EDIT: Never mind, it was a poorly crafted double negative. The oppressor of the oppressive and all that shtick, y'know.
The Jay
5th September 2012, 13:30
No, I'm a classistist, as I am a racistist, and a sexistist.
Either there is a language barrier, a decency barrier, or both. I'm leaning towards your not meaning what you wrote, but you may wish to edit that post.
The Jay
5th September 2012, 13:46
Just a sidenote, you might not want to get too much into Hahnel, Parecon and the whole Z-Communications thing. Parecon's economics and politics are a terrible form of self-managed capitalism imo.
I know it's a side note but I'm starting to think that there needs to be a thread on this.

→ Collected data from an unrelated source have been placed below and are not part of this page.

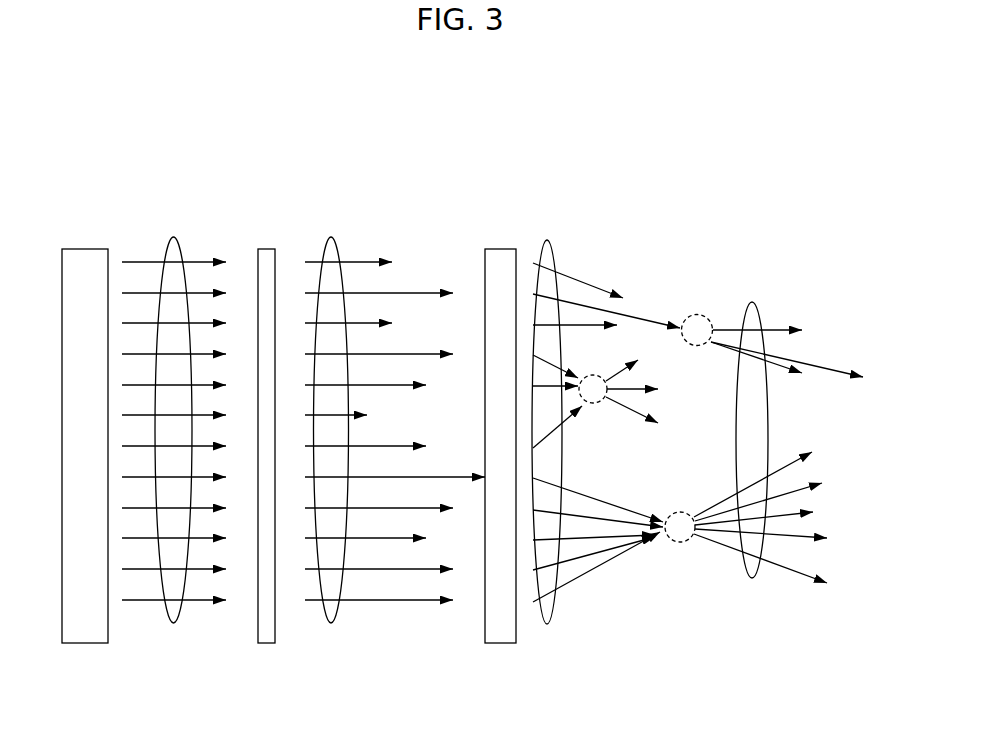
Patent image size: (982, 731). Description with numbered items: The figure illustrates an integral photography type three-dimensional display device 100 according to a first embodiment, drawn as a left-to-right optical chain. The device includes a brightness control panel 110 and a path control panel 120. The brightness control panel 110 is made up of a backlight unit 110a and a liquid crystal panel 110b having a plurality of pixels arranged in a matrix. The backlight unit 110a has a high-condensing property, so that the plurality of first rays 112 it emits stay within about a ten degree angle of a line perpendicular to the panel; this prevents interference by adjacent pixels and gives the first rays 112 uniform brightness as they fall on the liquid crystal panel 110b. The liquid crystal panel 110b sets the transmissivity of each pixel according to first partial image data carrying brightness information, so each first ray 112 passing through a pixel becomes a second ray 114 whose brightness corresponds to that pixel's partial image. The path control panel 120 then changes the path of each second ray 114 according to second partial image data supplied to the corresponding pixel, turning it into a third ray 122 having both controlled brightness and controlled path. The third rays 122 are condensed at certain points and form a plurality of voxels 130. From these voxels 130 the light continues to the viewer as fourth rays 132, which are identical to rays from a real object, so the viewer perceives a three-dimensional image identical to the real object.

The integral photography type display device 100 is at (377, 127).
The brightness control panel 110 is at (130, 133).
The backlight unit 110a is at (85, 249).
The liquid crystal panel 110b is at (268, 249).
The first ray 112 is at (173, 623).
The second ray 114 is at (331, 623).
The path control panel 120 is at (502, 249).
The third ray 122 is at (547, 625).
The voxel 130 is at (698, 359).
The fourth ray 132 is at (752, 577).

Without bourgeois social relations - capitalists and proletarians - there is no capitalism. The heaviest argument you could raise against PARECON is that it is Market Socialist, but not Capitalist at all. It could even be argued that the anarchists in Spain '36 and/or deleonists favor market socialism for advocating vouchers.
My point is that mislabeled it and demonized it for the wrong reasons. Disagree with PARECON all you want. I personally favor de-centralized planning, but recognize participatory economics for what it is.
What does 'discriminate' mean in this context? As in, 'those communists exercise institutional oppression against the bourgeoisie to deprive them of participation in society'? I'd wish...If only, right? What would such a thing be called I wonder? Hmm. I shall call it a dictatorship of some sorts. One of a class over another. Dictatorship of the Proletariat? Na, not catchy enough. I'll get back to you.